The water was warm.
Almost decadent.
Steam curled from the edge of the porcelain tub like breath—thick, slow, sacred. Candles flickered against white marble walls, shadows dancing like silent witnesses. The only sound in the room was the rhythmic lapping of water and the delicate clink of my gold bangles sliding down my arm as I reached for him.
Aaryan sat in the tub, silent, breathless, like a storm carved into marble.
A god forced to kneel.
His wrists rested on the edge of the tub.
Waiting. Trusting. Offering.
Not a command.
A gift.
I held the silk ties loosely in my hands.
The same ones he had used to bind me months ago when he had wanted control.
When his world made sense through dominance.
But tonight, the silk meant something else entirely.
Not to restrain.
Not to hurt.
Just to remind him.
He could be tamed.
And only by me.
I moved deliberately, wrapping the silk around his wrists, anchoring him not in pain—but devotion.
He didn't resist.
Didn't blink.
Just stared at me with eyes like thunder.

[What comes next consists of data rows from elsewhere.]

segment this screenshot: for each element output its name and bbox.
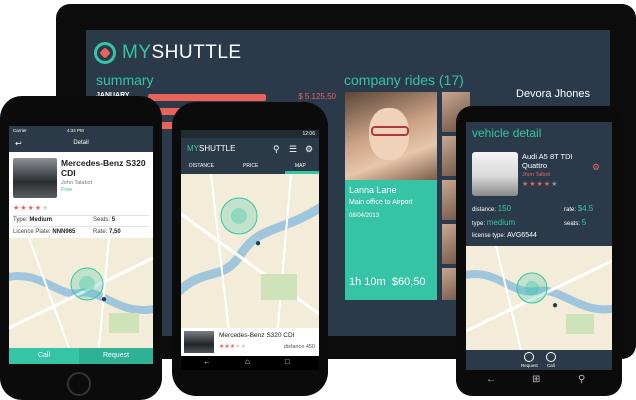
star-icon: ★: [529, 181, 537, 188]
distance-field: distance: 150: [472, 204, 512, 213]
android-phone-device: 12:06 MYSHUTTLE ⚲ ☰ ⚙ DISTANCE PRICE MAP…: [172, 102, 328, 396]
summary-amount: $ 5.125,50: [298, 92, 336, 101]
status-bar: Carrier 4:34 PM: [9, 126, 153, 136]
car-name: Mercedes-Benz S320 CDI: [219, 332, 295, 339]
map-graphic: [181, 174, 319, 350]
phone-icon[interactable]: [546, 352, 556, 362]
ride-duration-cost: 1h 10m $60,50: [349, 276, 426, 288]
map-pin-icon[interactable]: ●: [552, 300, 558, 311]
nav-title: Detail: [73, 140, 89, 146]
status-bar: 12:06: [181, 130, 319, 138]
availability-status: Free: [61, 187, 73, 193]
tab-price[interactable]: PRICE: [243, 163, 258, 169]
logo-text: MYSHUTTLE: [122, 42, 242, 63]
car-photo: [472, 152, 518, 196]
rating-stars: ★★★★★: [219, 343, 246, 350]
status-time: 12:06: [302, 131, 315, 137]
settings-icon[interactable]: ⚙: [592, 162, 600, 173]
car-photo: [184, 331, 214, 353]
rate-field: rate: $4.5: [564, 204, 594, 213]
call-button[interactable]: Call: [9, 348, 79, 364]
search-icon[interactable]: ⚲: [273, 144, 280, 155]
rating-stars: ★★★★★: [522, 180, 558, 188]
seats-field: Seats: 5: [93, 217, 116, 223]
star-icon: ★: [27, 205, 35, 212]
back-icon[interactable]: ←: [486, 374, 496, 385]
rating-stars: ★★★★★: [13, 204, 49, 212]
licence-field: Licence Plate: NNN965: [13, 229, 76, 235]
call-label[interactable]: Call: [547, 363, 555, 368]
map-graphic: [466, 246, 612, 350]
driver-name: Jhon Talbot: [522, 172, 551, 178]
map-pin-icon[interactable]: ●: [101, 294, 107, 305]
windows-start-icon[interactable]: ⊞: [532, 374, 540, 385]
ride-driver-name: Lanna Lane: [349, 185, 397, 195]
summary-bar: [148, 94, 266, 101]
tab-distance[interactable]: DISTANCE: [189, 163, 214, 169]
map-view[interactable]: ●: [181, 174, 319, 350]
search-icon[interactable]: ⚲: [578, 374, 585, 385]
request-label[interactable]: Request: [521, 363, 538, 368]
star-icon: ★: [240, 344, 246, 350]
divider: [13, 215, 149, 216]
app-bar: Request Call: [466, 350, 612, 370]
request-icon[interactable]: [524, 352, 534, 362]
star-icon: ★: [42, 205, 50, 212]
windows-screen: vehicle detail Audi A5 8T TDI Quattro Jh…: [466, 122, 612, 370]
app-logo: MYSHUTTLE: [187, 144, 236, 153]
company-rides-title: company rides (17): [344, 72, 464, 88]
rate-field: Rate: 7,50: [93, 229, 121, 235]
action-bar: MYSHUTTLE ⚲ ☰ ⚙: [181, 138, 319, 160]
driver-photo[interactable]: [345, 92, 437, 180]
star-icon: ★: [536, 181, 544, 188]
ios-phone-device: Carrier 4:34 PM ↩ Detail Mercedes-Benz S…: [0, 96, 162, 400]
steering-wheel-icon: [94, 42, 116, 64]
recents-icon[interactable]: □: [285, 357, 290, 366]
type-field: Type: Medium: [13, 217, 53, 223]
nav-bar: ↩ Detail: [9, 136, 153, 152]
car-photo: [13, 158, 57, 198]
tab-map[interactable]: MAP: [295, 163, 306, 169]
ride-route: Main office to Airport: [349, 199, 413, 206]
request-button[interactable]: Request: [79, 348, 153, 364]
featured-ride-card[interactable]: Lanna Lane Main office to Airport 08/04/…: [345, 180, 437, 300]
status-time: 4:34 PM: [67, 128, 84, 133]
map-graphic: [9, 238, 153, 348]
ios-screen: Carrier 4:34 PM ↩ Detail Mercedes-Benz S…: [9, 126, 153, 364]
type-field: type: medium: [472, 218, 516, 227]
vehicle-card[interactable]: Mercedes-Benz S320 CDI ★★★★★ distance 45…: [181, 328, 319, 356]
summary-title: summary: [96, 72, 154, 88]
divider: [13, 226, 149, 227]
back-icon[interactable]: ←: [203, 357, 211, 366]
list-icon[interactable]: ☰: [289, 144, 297, 155]
map-view[interactable]: ●: [9, 238, 153, 348]
carrier-label: Carrier: [13, 128, 27, 133]
seats-field: seats: 5: [564, 218, 587, 227]
android-screen: 12:06 MYSHUTTLE ⚲ ☰ ⚙ DISTANCE PRICE MAP…: [181, 130, 319, 370]
map-view[interactable]: ●: [466, 246, 612, 350]
gear-icon[interactable]: ⚙: [305, 144, 313, 155]
home-icon[interactable]: ⌂: [245, 357, 250, 366]
star-icon: ★: [20, 205, 28, 212]
glasses-shape: [371, 126, 409, 136]
car-name: Mercedes-Benz S320 CDI: [61, 158, 146, 178]
license-field: license type: AVG6544: [472, 232, 537, 239]
page-title: vehicle detail: [472, 126, 542, 140]
driver-name: Devora Jhones: [516, 88, 590, 100]
car-name: Audi A5 8T TDI Quattro: [522, 152, 573, 170]
star-icon: ★: [551, 181, 559, 188]
distance-field: distance 450: [283, 344, 315, 350]
windows-phone-device: vehicle detail Audi A5 8T TDI Quattro Jh…: [456, 106, 622, 396]
ride-date: 08/04/2013: [349, 213, 380, 219]
driver-name: John Talabot: [61, 180, 93, 186]
app-logo: MYSHUTTLE: [94, 42, 242, 64]
system-nav-bar: ← ⌂ □: [181, 356, 319, 370]
map-pin-icon[interactable]: ●: [255, 238, 261, 249]
home-button[interactable]: [67, 372, 91, 396]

And yet, under that storm—was a man desperate for calm.
"Let me," I whispered.
His lips parted, but no sound came.
Just breath.
Just need.
His eyes followed every movement like I was scripture.
Not the lustful gaze of a man watching a woman undress.
No.
His gaze was reverent.
Like a starving soul seeing salvation in the shape of skin.

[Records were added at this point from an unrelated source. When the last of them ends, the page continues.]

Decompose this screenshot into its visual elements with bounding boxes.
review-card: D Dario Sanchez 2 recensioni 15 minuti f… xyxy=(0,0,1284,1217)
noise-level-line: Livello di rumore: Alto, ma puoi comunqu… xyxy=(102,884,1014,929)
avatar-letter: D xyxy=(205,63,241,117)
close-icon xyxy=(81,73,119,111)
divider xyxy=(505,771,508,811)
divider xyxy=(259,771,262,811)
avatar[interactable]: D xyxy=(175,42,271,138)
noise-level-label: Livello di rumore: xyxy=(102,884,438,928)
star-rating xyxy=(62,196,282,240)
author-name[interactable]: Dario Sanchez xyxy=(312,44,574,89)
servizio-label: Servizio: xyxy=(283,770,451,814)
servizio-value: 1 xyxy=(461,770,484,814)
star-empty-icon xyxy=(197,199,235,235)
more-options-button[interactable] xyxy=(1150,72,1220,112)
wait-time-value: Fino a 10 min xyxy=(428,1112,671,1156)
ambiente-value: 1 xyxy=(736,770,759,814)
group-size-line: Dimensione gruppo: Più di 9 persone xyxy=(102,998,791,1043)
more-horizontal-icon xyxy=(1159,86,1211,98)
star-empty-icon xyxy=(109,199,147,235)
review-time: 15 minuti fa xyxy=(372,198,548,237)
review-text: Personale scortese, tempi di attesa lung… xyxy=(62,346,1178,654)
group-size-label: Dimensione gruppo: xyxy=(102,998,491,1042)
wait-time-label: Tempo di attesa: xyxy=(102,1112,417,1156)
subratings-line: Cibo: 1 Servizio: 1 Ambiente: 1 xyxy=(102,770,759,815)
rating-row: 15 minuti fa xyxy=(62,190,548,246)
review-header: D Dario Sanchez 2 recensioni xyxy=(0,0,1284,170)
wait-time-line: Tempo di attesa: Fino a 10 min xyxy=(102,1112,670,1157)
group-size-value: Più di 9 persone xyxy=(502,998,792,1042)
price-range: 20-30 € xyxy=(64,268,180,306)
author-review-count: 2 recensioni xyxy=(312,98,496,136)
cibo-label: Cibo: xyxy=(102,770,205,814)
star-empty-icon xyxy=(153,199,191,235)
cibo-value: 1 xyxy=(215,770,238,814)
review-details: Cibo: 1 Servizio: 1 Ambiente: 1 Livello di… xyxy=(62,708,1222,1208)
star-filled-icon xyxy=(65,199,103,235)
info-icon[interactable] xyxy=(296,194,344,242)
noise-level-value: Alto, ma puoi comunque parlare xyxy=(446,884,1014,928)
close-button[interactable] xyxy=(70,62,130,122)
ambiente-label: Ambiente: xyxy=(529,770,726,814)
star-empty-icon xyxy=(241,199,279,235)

"You're quiet," I murmured, my hand tracing the line of his shoulder.
He was warm beneath the water, rigid with restraint.
"I don't trust my voice," he rasped. "Not when you touch me like that."
I let my fingers wander lower, across his collarbone, down the path of muscle carved by years of power and violence.
I touched the scar on his ribs—an old one, hidden beneath suits and silence.
His breath faltered beneath my palm.
His heartbeat thundered like a war drum.
"You've killed for me."
He flinched.
A fraction.
But I felt it.
"And I'll burn for you," he said after a pause. "I'll beg. I'll crawl. Name it. There's nothing I won't become if your name's on my breath."
His voice cracked at the edges, like a cathedral collapsing under its own weight.
"Do you trust me?" I asked.
His eyes burned into mine.
"With everything I am. Even the parts I don't understand."
I dipped my hand into the water and dragged it up his thigh.
He sucked in a sharp breath.
"You're trembling," I said, voice soft as smoke.
"I'm not."
"No," I said, lips curling. "You're aroused. And you're leashed."
His jaw clenched.
That need in him coiled tighter.
I leaned closer.
My lips brushed the shell of his ear. "You love it, don't you?"
He groaned—a deep, guttural sound that vibrated through the water.
His hips shifted, instinctive, restrained.
His knuckles were white against the porcelain.
"Meher..." His voice was desperate, threadbare.
"You don't get to beg yet," I whispered, then kissed him—hard.
Brutal.
A taste and a punishment.
Then I pulled back, and his eyes darkened further.
The silk ties strained slightly.
He didn't try to break free.
Because he didn't want to.
I cupped his face. "You think you're strong?"
"I'm yours," he breathed. "That makes me weak in the only way that matters."
"Say it again."
"I'm yours."
"Say it like you mean it."
He looked at me like he'd never meant anything more.
"I belong to you, Meher. Every breath. Every bruise. Every part of me that still feels human—it's yours."
I watched him fall apart with reverence.
His breath came faster, rougher.
But he didn't beg for release.
He begged for permission—to feel, to surrender, to be undone.
"I can't—" he gasped.
"You can."
"I've never—"
"You've never let anyone see you." I pressed a kiss to his forehead. "But I see you. And you're beautiful in ruin."
Every breath was surrender.
Every plea was a love letter written in rawness.
When his arms trembled, I whispered, "Mine."
When his voice broke, I kissed his throat.
Then, when he was trembling beneath me—not from fear, but from the sheer violence of feeling—I began to untie the silk.
Slowly. Reverently.
As if I were peeling away centuries of armor.
He didn't move.
Not even then.
"Why did you do this?" he asked, voice frayed.
"Because you needed it." I stroked his cheek. "Because even gods deserve mercy."
He slumped forward, pressing his forehead to my shoulder. His entire body curled around me like I was the only thing holding him to this earth.
"I would die for you," he murmured.
"No," I whispered back. "You'll live for me. That's the harder vow. That's the one I want."
He held me like a lifeline, breath unsteady.
"Then I'm yours. Leashed. Broken. Worshiping. Whatever you need me to be. Just don't walk away."
I held him tighter.
"I'm not walking away. I'm walking with you."
And in the quiet that followed, the steam wrapped around us like a shroud, the candles flickered like stars, and the war between dominance and surrender found its truest ceasefire—in love.